In Slack you can post a reaction icon on comments. It appears under the comment really small, about 16x16 pixels. If multiple users respond with the same reaction, a counter shows how many, and if you hover the mouse cursor over the icon, a 54x54-pixel version is displayed along with the icon code and the names of everybody who made the reaction.

It addition to standard emoji, Slack also has a bunch of custom icons, one of which is classic Kool-Aid Man bursting through a wall. A co-worker recently selected this icon to respond to an announcement. I was pleasently surprised to see Kool-Aid Man in Slack, so I rolled my cursor over the icon to see it bigger. After a quick look, I moved my cursor away and the pop-up disappeared, and then the icon code registered in my brain. I thought I had imagined it, but when I went back for another look I found that it was indeed what I thought I'd seen: koolaid‑kommie
. I wondered why in the world Kool-Aid Man was labeled as a kommie, and then I noticed that he was wearing a Russian-looking hat, and that he had what looked like a yellow hammer and sickle on his belly.

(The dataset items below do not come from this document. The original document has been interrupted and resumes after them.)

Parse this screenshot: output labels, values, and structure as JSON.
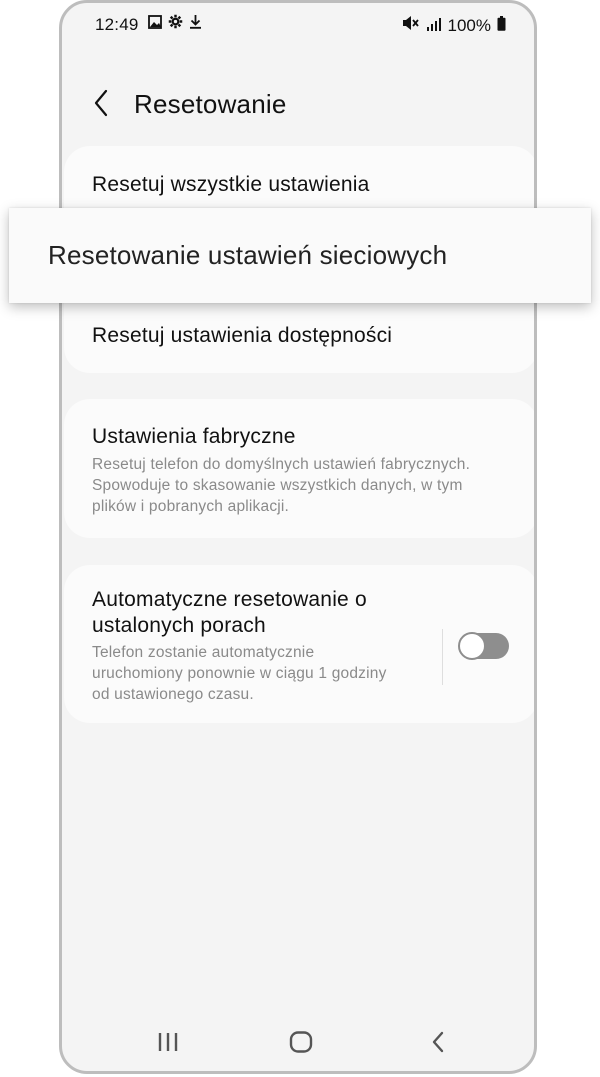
{
  "status_bar": {
    "time": "12:49",
    "battery": "100%",
    "icons_left": [
      "image-icon",
      "gear-icon",
      "download-icon"
    ],
    "icons_right": [
      "mute-icon",
      "signal-icon",
      "battery-icon"
    ]
  },
  "header": {
    "title": "Resetowanie",
    "back_icon": "chevron-left-icon"
  },
  "reset_group": {
    "items": [
      {
        "label": "Resetuj wszystkie ustawienia"
      },
      {
        "label": "Resetowanie ustawień sieciowych"
      },
      {
        "label": "Resetuj ustawienia dostępności"
      }
    ]
  },
  "factory_reset": {
    "title": "Ustawienia fabryczne",
    "description_lines": [
      "Resetuj telefon do domyślnych ustawień fabrycznych.",
      "Spowoduje to skasowanie wszystkich danych, w tym",
      "plików i pobranych aplikacji."
    ]
  },
  "auto_reset": {
    "title_lines": [
      "Automatyczne resetowanie o",
      "ustalonych porach"
    ],
    "description_lines": [
      "Telefon zostanie automatycznie",
      "uruchomiony ponownie w ciągu 1 godziny",
      "od ustawionego czasu."
    ],
    "toggle_on": false
  },
  "nav_bar": {
    "buttons": [
      "recent-apps-icon",
      "home-icon",
      "back-icon"
    ]
  },
  "colors": {
    "background": "#f4f4f4",
    "card": "#fbfbfb",
    "text_primary": "#111111",
    "text_secondary": "#8a8a8a",
    "toggle_off": "#8e8e8e"
  }
}
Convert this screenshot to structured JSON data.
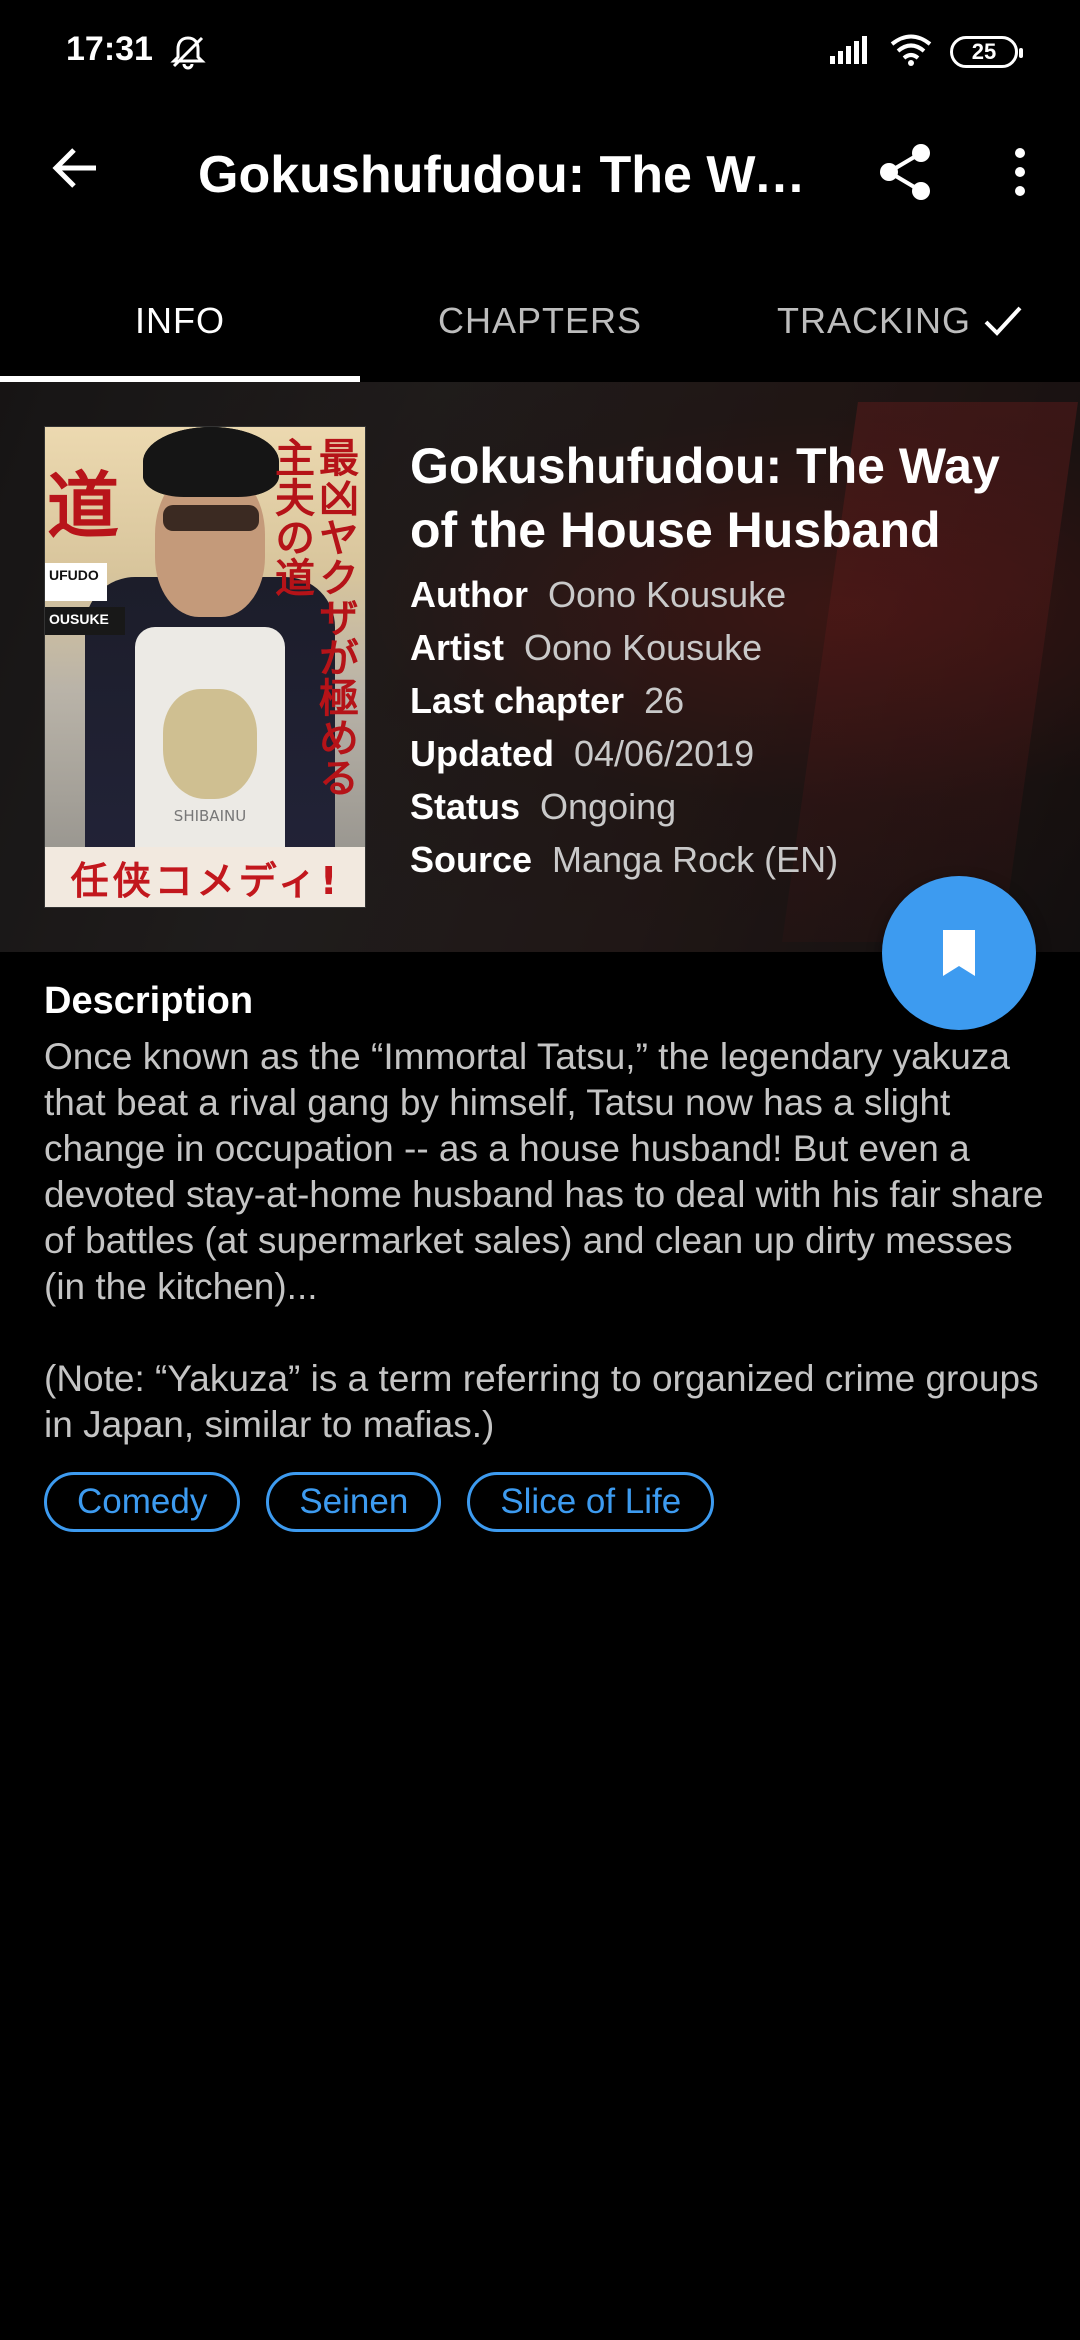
{
  "status_bar": {
    "time": "17:31",
    "battery": "25",
    "icons": [
      "bell-off-icon",
      "signal-icon",
      "wifi-icon",
      "battery-icon"
    ]
  },
  "app_bar": {
    "title": "Gokushufudou: The Way of the House Husband",
    "icons": [
      "back-arrow-icon",
      "share-icon",
      "more-vert-icon"
    ]
  },
  "tabs": [
    {
      "label": "INFO",
      "active": true
    },
    {
      "label": "CHAPTERS",
      "active": false
    },
    {
      "label": "TRACKING",
      "active": false,
      "icon": "check-icon"
    }
  ],
  "manga": {
    "title": "Gokushufudou: The Way of the House Husband",
    "rows": [
      {
        "label": "Author",
        "value": "Oono Kousuke"
      },
      {
        "label": "Artist",
        "value": "Oono Kousuke"
      },
      {
        "label": "Last chapter",
        "value": "26"
      },
      {
        "label": "Updated",
        "value": "04/06/2019"
      },
      {
        "label": "Status",
        "value": "Ongoing"
      },
      {
        "label": "Source",
        "value": "Manga Rock (EN)"
      }
    ],
    "cover": {
      "kanji_left": "道",
      "vertical_text": "最凶ヤクザが極める主夫の道",
      "bottom_text": "任侠コメディ!",
      "side_label_1": "UFUDO",
      "side_label_2": "OUSUKE",
      "dog_label": "SHIBAINU"
    }
  },
  "fab": {
    "icon": "bookmark-icon"
  },
  "description": {
    "heading": "Description",
    "paragraphs": [
      "Once known as the “Immortal Tatsu,” the legendary yakuza that beat a rival gang by himself, Tatsu now has a slight change in occupation -- as a house husband! But even a devoted stay-at-home husband has to deal with his fair share of battles (at supermarket sales) and clean up dirty messes (in the kitchen)...",
      "(Note: “Yakuza” is a term referring to organized crime groups in Japan, similar to mafias.)"
    ]
  },
  "genres": [
    "Comedy",
    "Seinen",
    "Slice of Life"
  ],
  "colors": {
    "accent": "#3d9bf0",
    "background": "#000000"
  }
}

I extracted the full-sized 128x128-pixel version and confirmed that this version of Kool-Aid Man was made to look like a communist. I found this strangely out of place, especially since Slack is supposed to be a politically-neutral productivity tool (but to be realistic, we all know corporations can't figure this out in the 2020s). I replied in the comment thread, “Why did Slack make Kool-Aid Man into a Komrade? Is he supposed to be bursting out of the Berlin Wall like it's 1989?”
A little while later, a co-worker posted a link to a song labeled, “koolaid-komrade.” He had taken my quote and fed it into an A.I. song generator, then “remastered” it half a dozen times. It's short, but it had me laughing with tears the first time I heard it. It's really catchy too.